Dominé par le Cameroun (0-1) puis le Mozambique (2-3), le Gabon sortait de cette CAN après seulement deux petits matchs. Un fiasco sportif, conclu par une troisième défaite contre la Côte d’Ivoire (2-3), qui tranchait avec l’excellente campagne d’éliminatoire à la Coupe du monde qui s’était étirée jusqu’aux barrages avec une défaite en demi-finale après prolongation face au Nigeria.

Lire aussi : Gabon : Aubameyang écarté, Mouyouma limogé… Le gouvernement frappe fort après la CAN 2025

De fait, comment expliquer une telle débâcle un mois plus tard au Maroc ? Si les explications varient selon les intervenants, une chose est certaine : l’échec de cette Coupe d’Afrique ne fait pas que des malheureux au sein d’une fédération minée par les clans et les rancœurs autour d’un sélectionneur très contesté : Thierry Mouyouma.

Mouyouma, propriétaire de la société d’équipementier GASMA

Bien avant son entrée en lice lors de cette CAN, le Gabon se sabotait avec une préparation indigne d’une équipe professionnelle. Comme le rapportait AFC-Sports, les Panthères n’ont par exemple pas pu jouer le match amical de préparation face à l’Ouganda faute de… maillots !

Du jamais-vu qui concluait une improbable histoire d’équipementiers d’une toute nouvelle société, Gabon Sports Management « Gasma », fondée le 5 avril 2025 pour du « management sportif et vente d’accessoires et d’équipements sportifs ». Or, le propriétaire et seul actionnaire de cette compagnie n’est autre que Thierry Mouyouma, le sélectionneur !

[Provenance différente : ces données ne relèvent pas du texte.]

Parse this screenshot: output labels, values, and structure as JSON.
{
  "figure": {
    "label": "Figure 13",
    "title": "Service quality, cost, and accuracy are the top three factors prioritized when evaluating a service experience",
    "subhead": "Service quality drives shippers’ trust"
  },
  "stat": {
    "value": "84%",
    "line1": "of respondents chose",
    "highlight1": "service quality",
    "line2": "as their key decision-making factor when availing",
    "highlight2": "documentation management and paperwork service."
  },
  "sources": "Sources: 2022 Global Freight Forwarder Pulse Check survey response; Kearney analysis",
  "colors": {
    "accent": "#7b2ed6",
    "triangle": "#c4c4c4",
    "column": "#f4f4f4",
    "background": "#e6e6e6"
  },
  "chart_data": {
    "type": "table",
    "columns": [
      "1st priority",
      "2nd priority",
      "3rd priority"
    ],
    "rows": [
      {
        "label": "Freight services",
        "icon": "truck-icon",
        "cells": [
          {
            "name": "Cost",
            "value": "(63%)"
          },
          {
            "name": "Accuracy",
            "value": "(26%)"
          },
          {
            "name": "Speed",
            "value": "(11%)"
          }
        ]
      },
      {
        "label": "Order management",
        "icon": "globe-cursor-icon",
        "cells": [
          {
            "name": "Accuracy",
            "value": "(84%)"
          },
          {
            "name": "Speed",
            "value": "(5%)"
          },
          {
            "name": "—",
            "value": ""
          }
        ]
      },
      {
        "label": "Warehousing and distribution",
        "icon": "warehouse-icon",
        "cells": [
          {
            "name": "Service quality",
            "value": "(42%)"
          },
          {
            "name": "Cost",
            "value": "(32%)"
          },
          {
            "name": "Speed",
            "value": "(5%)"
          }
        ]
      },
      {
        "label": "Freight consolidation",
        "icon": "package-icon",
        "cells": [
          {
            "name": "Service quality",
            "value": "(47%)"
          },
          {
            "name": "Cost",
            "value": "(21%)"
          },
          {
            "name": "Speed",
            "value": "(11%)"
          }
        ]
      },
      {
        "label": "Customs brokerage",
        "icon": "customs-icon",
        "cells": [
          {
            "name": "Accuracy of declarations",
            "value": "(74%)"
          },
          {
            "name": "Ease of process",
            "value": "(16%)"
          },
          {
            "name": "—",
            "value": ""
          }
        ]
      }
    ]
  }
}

Gabon Sport Management est la propriété du désormais ex sélectionneur.

Par l’intermédiaire de Gasma, Mouyouma va collaborer avec le directeur général de l’Office national du développement du sport, le commandant Loïc Ngouayit-Kounda, pour développer la marque « Gaboma » et donner l’illusion d’une marque purement gabonaise après la fin du contrat avec Puma.

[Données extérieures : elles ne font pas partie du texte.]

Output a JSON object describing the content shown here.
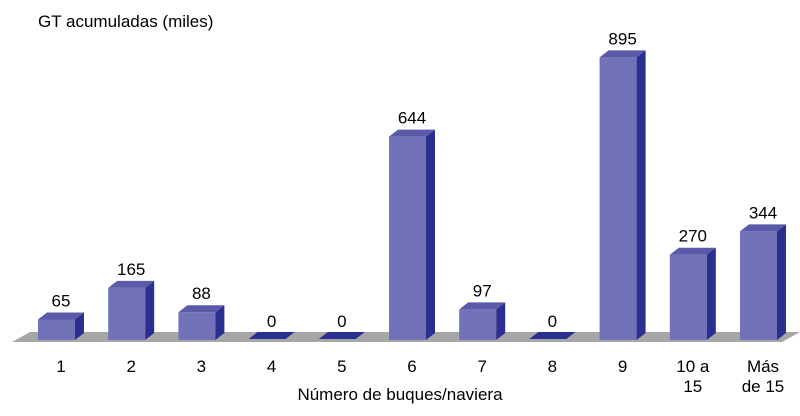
{
  "chart_data": {
    "type": "bar",
    "ylabel": "GT acumuladas (miles)",
    "xlabel": "Número de buques/naviera",
    "categories": [
      [
        "1"
      ],
      [
        "2"
      ],
      [
        "3"
      ],
      [
        "4"
      ],
      [
        "5"
      ],
      [
        "6"
      ],
      [
        "7"
      ],
      [
        "8"
      ],
      [
        "9"
      ],
      [
        "10 a",
        "15"
      ],
      [
        "Más",
        "de 15"
      ]
    ],
    "values": [
      65,
      165,
      88,
      0,
      0,
      644,
      97,
      0,
      895,
      270,
      344
    ],
    "ylim": [
      0,
      950
    ],
    "grid": false,
    "legend": "none",
    "colors": {
      "bar_front": "#7272b8",
      "bar_top": "#5a5aa8",
      "bar_side": "#2b2f8f",
      "floor": "#a6a6a6"
    }
  }
}
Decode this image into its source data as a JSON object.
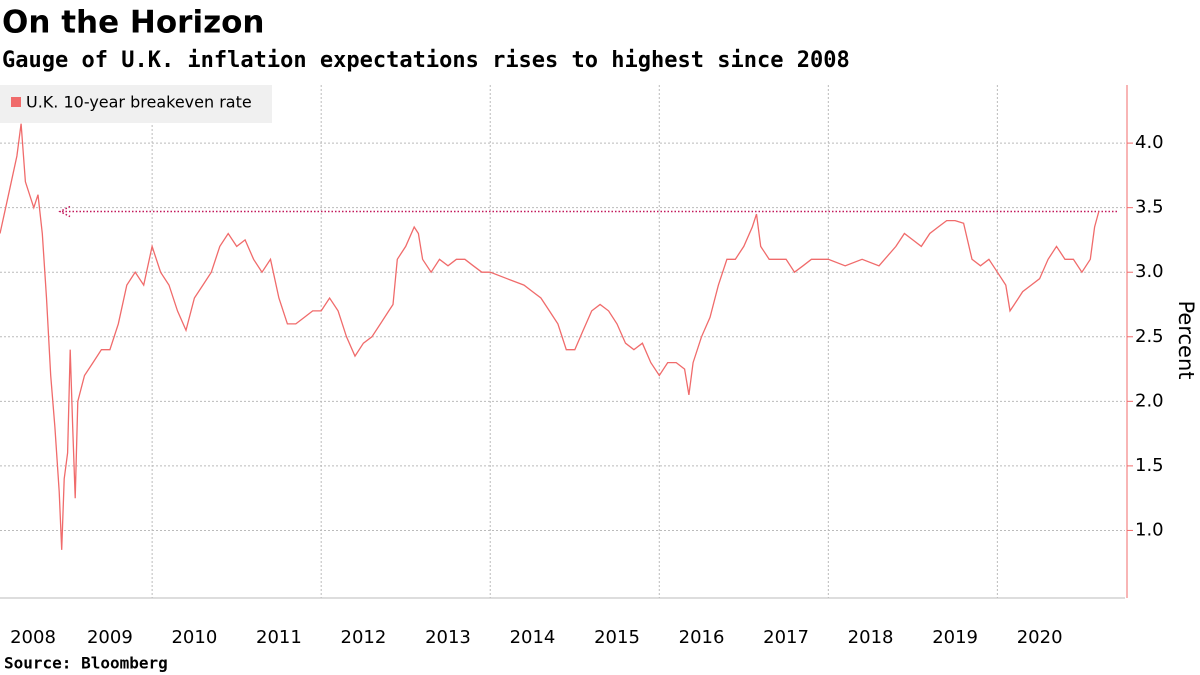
{
  "chart_data": {
    "type": "line",
    "title": "On the Horizon",
    "subtitle": "Gauge of U.K. inflation expectations rises to highest since 2008",
    "source": "Source: Bloomberg",
    "y_label": "Percent",
    "legend": "top-left",
    "grid": true,
    "reference": 3.47,
    "xlim": [
      2008.2,
      2021.51
    ],
    "ylim": [
      0.5,
      4.45
    ],
    "yticks": [
      {
        "value": 1,
        "label": "1.0"
      },
      1.5,
      {
        "value": 2,
        "label": "2.0"
      },
      2.5,
      {
        "value": 3,
        "label": "3.0"
      },
      3.5,
      {
        "value": 4,
        "label": "4.0"
      }
    ],
    "xticks": [
      {
        "value": 2008,
        "label": "2008"
      },
      {
        "value": 2009,
        "label": "2009"
      },
      {
        "value": 2010,
        "label": "2010"
      },
      {
        "value": 2011,
        "label": "2011"
      },
      {
        "value": 2012,
        "label": "2012"
      },
      {
        "value": 2013,
        "label": "2013"
      },
      {
        "value": 2014,
        "label": "2014"
      },
      {
        "value": 2015,
        "label": "2015"
      },
      {
        "value": 2016,
        "label": "2016"
      },
      {
        "value": 2017,
        "label": "2017"
      },
      {
        "value": 2018,
        "label": "2018"
      },
      {
        "value": 2019,
        "label": "2019"
      },
      {
        "value": 2020,
        "label": "2020"
      }
    ],
    "x": [
      2008.2,
      2008.3,
      2008.4,
      2008.45,
      2008.5,
      2008.6,
      2008.65,
      2008.7,
      2008.75,
      2008.8,
      2008.85,
      2008.9,
      2008.93,
      2008.96,
      2009.0,
      2009.03,
      2009.06,
      2009.09,
      2009.12,
      2009.2,
      2009.3,
      2009.4,
      2009.5,
      2009.6,
      2009.7,
      2009.8,
      2009.9,
      2010.0,
      2010.1,
      2010.2,
      2010.3,
      2010.4,
      2010.5,
      2010.6,
      2010.7,
      2010.8,
      2010.9,
      2011.0,
      2011.1,
      2011.2,
      2011.3,
      2011.4,
      2011.5,
      2011.6,
      2011.7,
      2011.8,
      2011.9,
      2012.0,
      2012.1,
      2012.2,
      2012.3,
      2012.4,
      2012.5,
      2012.6,
      2012.7,
      2012.8,
      2012.85,
      2012.9,
      2013.0,
      2013.1,
      2013.15,
      2013.2,
      2013.3,
      2013.4,
      2013.5,
      2013.6,
      2013.7,
      2013.8,
      2013.9,
      2014.0,
      2014.2,
      2014.4,
      2014.5,
      2014.6,
      2014.7,
      2014.8,
      2014.9,
      2015.0,
      2015.1,
      2015.2,
      2015.3,
      2015.4,
      2015.5,
      2015.6,
      2015.7,
      2015.8,
      2015.9,
      2016.0,
      2016.1,
      2016.2,
      2016.3,
      2016.35,
      2016.4,
      2016.5,
      2016.6,
      2016.7,
      2016.8,
      2016.9,
      2017.0,
      2017.1,
      2017.15,
      2017.2,
      2017.3,
      2017.4,
      2017.5,
      2017.6,
      2017.7,
      2017.8,
      2017.9,
      2018.0,
      2018.2,
      2018.4,
      2018.6,
      2018.8,
      2018.9,
      2019.0,
      2019.1,
      2019.2,
      2019.3,
      2019.4,
      2019.5,
      2019.6,
      2019.7,
      2019.8,
      2019.9,
      2020.0,
      2020.1,
      2020.15,
      2020.2,
      2020.3,
      2020.4,
      2020.5,
      2020.6,
      2020.7,
      2020.8,
      2020.9,
      2021.0,
      2021.1,
      2021.15,
      2021.2
    ],
    "series": [
      {
        "name": "U.K. 10-year breakeven rate",
        "color": "#f06b6b",
        "values": [
          3.3,
          3.6,
          3.9,
          4.15,
          3.7,
          3.5,
          3.6,
          3.3,
          2.8,
          2.2,
          1.8,
          1.3,
          0.85,
          1.4,
          1.6,
          2.4,
          1.8,
          1.25,
          2.0,
          2.2,
          2.3,
          2.4,
          2.4,
          2.6,
          2.9,
          3.0,
          2.9,
          3.2,
          3.0,
          2.9,
          2.7,
          2.55,
          2.8,
          2.9,
          3.0,
          3.2,
          3.3,
          3.2,
          3.25,
          3.1,
          3.0,
          3.1,
          2.8,
          2.6,
          2.6,
          2.65,
          2.7,
          2.7,
          2.8,
          2.7,
          2.5,
          2.35,
          2.45,
          2.5,
          2.6,
          2.7,
          2.75,
          3.1,
          3.2,
          3.35,
          3.3,
          3.1,
          3.0,
          3.1,
          3.05,
          3.1,
          3.1,
          3.05,
          3.0,
          3.0,
          2.95,
          2.9,
          2.85,
          2.8,
          2.7,
          2.6,
          2.4,
          2.4,
          2.55,
          2.7,
          2.75,
          2.7,
          2.6,
          2.45,
          2.4,
          2.45,
          2.3,
          2.2,
          2.3,
          2.3,
          2.25,
          2.05,
          2.3,
          2.5,
          2.65,
          2.9,
          3.1,
          3.1,
          3.2,
          3.35,
          3.45,
          3.2,
          3.1,
          3.1,
          3.1,
          3.0,
          3.05,
          3.1,
          3.1,
          3.1,
          3.05,
          3.1,
          3.05,
          3.2,
          3.3,
          3.25,
          3.2,
          3.3,
          3.35,
          3.4,
          3.4,
          3.38,
          3.1,
          3.05,
          3.1,
          3.0,
          2.9,
          2.7,
          2.75,
          2.85,
          2.9,
          2.95,
          3.1,
          3.2,
          3.1,
          3.1,
          3.0,
          3.1,
          3.35,
          3.47
        ]
      }
    ]
  }
}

Or, la présidence de la République alloua un budget de 300 millions de francs CFA pour l’achat d’équipements. Un joli pactole qui intéressa les convoitises et divisa totalement la FEGAFOOT qui comprit bien les intérêts de Mouyouma. Problème, sans aucune expérience dans le domaine, « Gaboma » ne remplissait aucun des critères demandés par la CAF qui mit en demeure la fédération gabonaise à travers un courrier officiel pour diverses raisons :

  • Tissu non conforme
  • Marque non enregistrée
  • Aucune traçabilité
  • Similitude avec le logo et le slogan d’Airness

Le verdict de la CAF est sans appel : « Gaboma » n’est pas autorisée pour la CAN. Dans l’urgence, la FEGAFOOT signe un contrat avec une société marocaine, AB Sport, mais les maillots ne purent arriver à temps pour le match prévu face à l’Ouganda. Et voilà comment les Panthères entrèrent sans aucune rencontre de préparation à la Coupe d’Afrique : pour une histoire de gros sous et d’intérêts privés, loin de la logique sportive.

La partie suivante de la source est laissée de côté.